Wegberg: Gesamtschuldiskussion neu entfacht

Wegberg : Gesamtschuldiskussion neu entfacht

Mit einem Antrag zu einer Elternbefragung hat die Fraktion "Die Linke" im Rat der Stadt Wegberg die Diskussion über die mögliche Einrichtung einer Gesamtschule neu angestoßen. Im Wegberger Rathaus wurde hitzig diskutiert.

Vorweg: Die Mitglieder des Wegberger Ausschusses für Bildung, Integration und Soziales lehnten den Antrag der Linken, der eine Elternbefragung zum Gesamtschulbedarf in Wegberg zum Ziel hat, mit großer Mehrheit ab. Dennoch ergab sich im Wegberger Rathaus eine leidenschaftliche politische Diskussion, die das Für und Wider zu den Themen Gesamtschule, dreigliedriges Schulsystem und G8/G9 abbildete.

Gleichlautende Anträge, die ebenfalls eine Elternbefragung zum Gesamtschulbedarf zum Ziel hatten, wurden in Wegberg bereits in den Jahren 2007 von der SPD sowie 2010, 2013 und 2015 von den Freien Wählern gestellt und allesamt abgelehnt. In Wegberg wird statt dessen das bestehende dreigliedrige Schulsystem mit dem Maximilian-Kolbe-Gymnasium, der Edith-Stein-Realschule und der Schule am Grenzlandring (Hauptschule im Schulzentrum an der Maaseiker Straße) gefördert. Nicht nur in der Mühlenstadt, auch im Erkelenzer Rathaus flammt das Thema Gesamtschule immer mal wieder auf. In den vergangenen Jahren war in den politischen Gremien beider Städte auch schon mal über eine Verbundschule für Erkelenz und Wegberg diskutiert worden.

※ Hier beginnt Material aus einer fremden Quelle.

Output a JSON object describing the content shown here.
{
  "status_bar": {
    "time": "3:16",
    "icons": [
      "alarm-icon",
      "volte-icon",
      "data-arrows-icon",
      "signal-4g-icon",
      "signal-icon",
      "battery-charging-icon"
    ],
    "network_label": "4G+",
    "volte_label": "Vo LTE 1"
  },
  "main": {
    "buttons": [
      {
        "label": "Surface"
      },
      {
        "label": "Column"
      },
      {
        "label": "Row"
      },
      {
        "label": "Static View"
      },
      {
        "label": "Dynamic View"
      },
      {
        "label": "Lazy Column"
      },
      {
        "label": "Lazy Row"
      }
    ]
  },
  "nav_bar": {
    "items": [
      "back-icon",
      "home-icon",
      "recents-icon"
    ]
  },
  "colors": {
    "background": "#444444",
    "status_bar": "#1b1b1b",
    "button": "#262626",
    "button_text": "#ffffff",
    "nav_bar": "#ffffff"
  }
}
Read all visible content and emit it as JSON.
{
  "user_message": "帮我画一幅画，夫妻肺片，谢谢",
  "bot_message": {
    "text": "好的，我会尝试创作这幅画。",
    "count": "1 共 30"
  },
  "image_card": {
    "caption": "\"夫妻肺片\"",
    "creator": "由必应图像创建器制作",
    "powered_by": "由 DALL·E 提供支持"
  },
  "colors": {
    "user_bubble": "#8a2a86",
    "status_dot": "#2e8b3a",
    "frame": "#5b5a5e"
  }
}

"Die Linke" in Wegberg begründet ihren neuerlichen Antrag nun damit, dass aufgrund der alternden Gesellschaft offenkundig sei, dass mit rückläufigen Schülerzahlen für die weiterführenden Schulen zu rechnen sei. Es sei festzustellen, dass es im Kreis Heinsberg eine starke Nachfrage für die Gesamtschule gebe, die alle Abschlüsse und das Abitur nach 13 Jahren (G9) anbiete. Darum sieht "Die Linke" eine Elternbefragung als sinnvoll an. "Seit jeher fordere ich vehement, dass die Wünsche und das Mitspracherecht der Eltern in Fragen der Schulpolitik endlich in ausreichendem Maße Berücksichtigung finden", sagte Annette Dahmen-Langela (Die Linke) Sie kritisiert die ablehnende Haltung der Wegberger Stadtverwaltung: "Ihre Argumentation beschreibt richtigerweise, dass die demografische Entwicklung keinen Einfluss auf die Aufrechterhaltung des Schulbetriebs am Gymnasium habe, vergessen im zweiten Schritt jedoch zu erwähnen, dass gerade die anderen beiden Schulformen massiv unter den sinkenden Schülerzahlen zu leiden haben - auch weil sich eine Zwei-Klassengesellschaft manifestiert, wenn fast 50 Prozent der Kinder mittlerweile am Gymnasium angemeldet werden." Unterstützung bekommt "Die Linke" in ihrem Ansinnen von den Freien Wählern Wegberg. "Bei den jährlichen Anmeldungsterminen der Betty-Reis-Gesamtschule Wassenberg trifft man jedes Mal halb Wegberg", erklärte Michaela Esser. Sie war die einzige, die den Antrag der Linken unterstützte, alle anderen Fraktionen stimmten dagegen.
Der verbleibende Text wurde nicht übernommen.